BadRabbit looks Iike a derivative of NetPetya and has mainly hit systems in Eastern Europe. The main vector used to spread this sucker is dodgy Flash updates distributed as part of a drive-by download. Once it's on a system, it can spread laterally through an organsaition without user intervention using a bunch of known, weak passwords as part of brute force attack, as well as exploiting SMB vulnerabilities.
While most end-point security vendors say they protect against BadRabbit, Kaspersky Lab says blocking c:\windows\infpub.dat and C:\Windows\cscc.dat from running will prevent infection.

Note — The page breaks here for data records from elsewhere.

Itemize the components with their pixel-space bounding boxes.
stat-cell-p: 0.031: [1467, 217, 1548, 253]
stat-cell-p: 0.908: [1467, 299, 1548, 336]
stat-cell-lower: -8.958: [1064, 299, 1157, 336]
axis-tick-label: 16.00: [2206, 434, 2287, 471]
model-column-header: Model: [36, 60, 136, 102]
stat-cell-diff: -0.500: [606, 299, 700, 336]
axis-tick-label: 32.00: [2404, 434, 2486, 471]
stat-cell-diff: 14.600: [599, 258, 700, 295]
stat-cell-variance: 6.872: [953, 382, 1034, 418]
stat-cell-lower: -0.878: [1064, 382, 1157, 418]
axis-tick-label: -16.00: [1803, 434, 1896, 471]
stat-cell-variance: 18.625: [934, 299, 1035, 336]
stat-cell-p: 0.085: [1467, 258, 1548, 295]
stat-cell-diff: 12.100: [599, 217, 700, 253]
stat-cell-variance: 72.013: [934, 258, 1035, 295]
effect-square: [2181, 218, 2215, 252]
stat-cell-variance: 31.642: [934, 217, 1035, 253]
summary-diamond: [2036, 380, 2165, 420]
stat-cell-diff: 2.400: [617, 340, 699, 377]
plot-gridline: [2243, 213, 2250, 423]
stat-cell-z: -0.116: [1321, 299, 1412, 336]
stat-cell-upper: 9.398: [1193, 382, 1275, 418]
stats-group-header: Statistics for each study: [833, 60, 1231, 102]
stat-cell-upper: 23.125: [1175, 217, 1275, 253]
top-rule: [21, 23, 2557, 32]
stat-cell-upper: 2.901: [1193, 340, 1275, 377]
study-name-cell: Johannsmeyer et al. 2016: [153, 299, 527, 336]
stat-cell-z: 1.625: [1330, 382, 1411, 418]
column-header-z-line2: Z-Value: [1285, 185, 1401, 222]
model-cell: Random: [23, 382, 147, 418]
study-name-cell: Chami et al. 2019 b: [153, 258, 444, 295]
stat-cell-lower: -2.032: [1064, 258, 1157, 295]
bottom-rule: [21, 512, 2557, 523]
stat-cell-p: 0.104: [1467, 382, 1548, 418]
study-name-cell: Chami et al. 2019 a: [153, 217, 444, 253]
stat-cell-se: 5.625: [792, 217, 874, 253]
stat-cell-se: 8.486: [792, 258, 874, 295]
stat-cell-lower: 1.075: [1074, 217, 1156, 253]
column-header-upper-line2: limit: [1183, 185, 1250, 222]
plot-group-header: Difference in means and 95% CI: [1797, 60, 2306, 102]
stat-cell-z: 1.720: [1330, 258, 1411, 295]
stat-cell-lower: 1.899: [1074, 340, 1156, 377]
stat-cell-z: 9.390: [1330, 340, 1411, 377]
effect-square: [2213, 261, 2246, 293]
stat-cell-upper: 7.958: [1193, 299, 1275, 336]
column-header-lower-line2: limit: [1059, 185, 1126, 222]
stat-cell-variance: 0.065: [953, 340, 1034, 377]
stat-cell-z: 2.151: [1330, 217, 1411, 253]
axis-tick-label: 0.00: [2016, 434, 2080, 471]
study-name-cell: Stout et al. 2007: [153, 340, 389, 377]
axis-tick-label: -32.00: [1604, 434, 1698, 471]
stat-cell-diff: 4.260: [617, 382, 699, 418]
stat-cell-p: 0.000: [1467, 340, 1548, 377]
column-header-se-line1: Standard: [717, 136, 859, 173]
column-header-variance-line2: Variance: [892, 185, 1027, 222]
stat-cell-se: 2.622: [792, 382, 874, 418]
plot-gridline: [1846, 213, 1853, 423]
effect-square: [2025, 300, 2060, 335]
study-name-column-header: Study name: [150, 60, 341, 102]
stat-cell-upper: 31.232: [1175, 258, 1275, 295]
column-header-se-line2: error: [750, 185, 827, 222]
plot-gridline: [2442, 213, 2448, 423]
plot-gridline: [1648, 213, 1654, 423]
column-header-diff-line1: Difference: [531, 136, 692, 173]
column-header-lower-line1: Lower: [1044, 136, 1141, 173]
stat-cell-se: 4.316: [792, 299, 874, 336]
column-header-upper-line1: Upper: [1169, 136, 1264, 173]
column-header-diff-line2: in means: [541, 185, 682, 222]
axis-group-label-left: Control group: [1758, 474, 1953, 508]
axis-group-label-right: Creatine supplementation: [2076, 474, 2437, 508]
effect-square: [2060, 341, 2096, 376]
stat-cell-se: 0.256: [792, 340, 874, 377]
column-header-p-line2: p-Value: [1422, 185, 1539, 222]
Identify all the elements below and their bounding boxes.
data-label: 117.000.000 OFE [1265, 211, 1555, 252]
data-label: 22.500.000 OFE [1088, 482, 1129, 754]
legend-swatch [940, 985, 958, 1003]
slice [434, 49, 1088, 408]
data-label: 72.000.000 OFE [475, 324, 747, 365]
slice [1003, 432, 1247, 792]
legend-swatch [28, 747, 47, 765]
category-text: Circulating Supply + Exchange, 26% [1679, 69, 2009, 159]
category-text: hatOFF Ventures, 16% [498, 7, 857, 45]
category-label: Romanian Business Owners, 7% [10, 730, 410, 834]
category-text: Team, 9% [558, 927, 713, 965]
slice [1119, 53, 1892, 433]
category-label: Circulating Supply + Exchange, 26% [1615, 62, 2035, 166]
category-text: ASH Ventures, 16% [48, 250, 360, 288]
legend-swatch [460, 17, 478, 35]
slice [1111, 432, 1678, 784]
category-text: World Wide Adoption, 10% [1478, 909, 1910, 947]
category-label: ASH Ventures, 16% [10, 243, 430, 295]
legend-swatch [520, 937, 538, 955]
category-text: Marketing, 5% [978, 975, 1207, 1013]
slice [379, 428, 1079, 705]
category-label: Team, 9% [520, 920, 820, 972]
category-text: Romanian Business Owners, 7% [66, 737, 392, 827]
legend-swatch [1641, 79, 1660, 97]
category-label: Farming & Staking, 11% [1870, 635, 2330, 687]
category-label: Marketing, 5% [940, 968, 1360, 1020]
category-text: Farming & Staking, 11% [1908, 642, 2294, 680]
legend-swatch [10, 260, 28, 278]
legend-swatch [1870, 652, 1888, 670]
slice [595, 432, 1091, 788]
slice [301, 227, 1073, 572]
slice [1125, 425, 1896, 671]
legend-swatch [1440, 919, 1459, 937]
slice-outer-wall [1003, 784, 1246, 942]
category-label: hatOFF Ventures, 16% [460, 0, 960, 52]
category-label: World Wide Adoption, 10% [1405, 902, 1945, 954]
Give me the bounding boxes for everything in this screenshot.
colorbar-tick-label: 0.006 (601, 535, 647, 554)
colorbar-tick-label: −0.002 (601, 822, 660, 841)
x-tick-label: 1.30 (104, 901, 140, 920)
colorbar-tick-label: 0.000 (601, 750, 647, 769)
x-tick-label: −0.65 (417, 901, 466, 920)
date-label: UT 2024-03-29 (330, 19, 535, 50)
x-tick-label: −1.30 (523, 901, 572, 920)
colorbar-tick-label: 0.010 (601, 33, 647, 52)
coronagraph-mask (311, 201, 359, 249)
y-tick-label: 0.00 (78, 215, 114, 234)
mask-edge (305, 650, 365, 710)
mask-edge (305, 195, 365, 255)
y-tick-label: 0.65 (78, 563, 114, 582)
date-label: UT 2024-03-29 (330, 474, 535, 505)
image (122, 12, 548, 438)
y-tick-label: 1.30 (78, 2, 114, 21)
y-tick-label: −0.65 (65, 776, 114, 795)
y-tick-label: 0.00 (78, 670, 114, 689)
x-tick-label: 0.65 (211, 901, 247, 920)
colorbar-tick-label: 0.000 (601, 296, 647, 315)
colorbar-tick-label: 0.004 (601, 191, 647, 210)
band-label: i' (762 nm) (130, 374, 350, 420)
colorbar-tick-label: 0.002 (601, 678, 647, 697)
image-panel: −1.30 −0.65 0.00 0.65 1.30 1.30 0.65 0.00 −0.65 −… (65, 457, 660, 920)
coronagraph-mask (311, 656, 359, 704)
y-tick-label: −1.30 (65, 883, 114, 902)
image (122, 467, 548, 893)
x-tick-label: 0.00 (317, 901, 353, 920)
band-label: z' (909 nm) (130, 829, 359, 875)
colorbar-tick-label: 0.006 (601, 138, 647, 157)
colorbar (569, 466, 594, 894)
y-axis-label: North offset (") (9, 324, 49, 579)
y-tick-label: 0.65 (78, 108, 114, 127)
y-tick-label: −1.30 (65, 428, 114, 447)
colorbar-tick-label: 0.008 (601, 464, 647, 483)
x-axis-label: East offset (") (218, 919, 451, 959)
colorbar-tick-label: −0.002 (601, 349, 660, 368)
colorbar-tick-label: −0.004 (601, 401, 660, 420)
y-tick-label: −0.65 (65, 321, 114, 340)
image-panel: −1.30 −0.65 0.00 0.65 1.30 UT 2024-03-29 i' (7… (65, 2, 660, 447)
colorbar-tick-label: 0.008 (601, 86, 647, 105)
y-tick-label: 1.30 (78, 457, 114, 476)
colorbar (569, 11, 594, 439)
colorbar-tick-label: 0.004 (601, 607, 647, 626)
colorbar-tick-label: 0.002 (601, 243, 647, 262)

Palo Alto Networks' Christopher Budd said, "Bad Rabbit is not as widespread of an attack as Petya/NotPetya but is causing severe disruptions where it is occurring. It is similar to Petya/NotPetya in terms of the impact of a successful attack. However, it is a different attack with different malware".
There's a detailed analysis of how BadRabbit works at the Malwarebytes website.
Kevin Epstein, Vice President, Threat Operations at Proofpoint, said "BadRabbit is not leveraging the EternalBlue exploit. We have not observed this malware being spread via email at this time".
As always, defence starts with good cyber hygiene. Patching system, maintaining up-to-date end-point protection and blocking the ability for unsafe executables to run go a long way to protecting you from threats.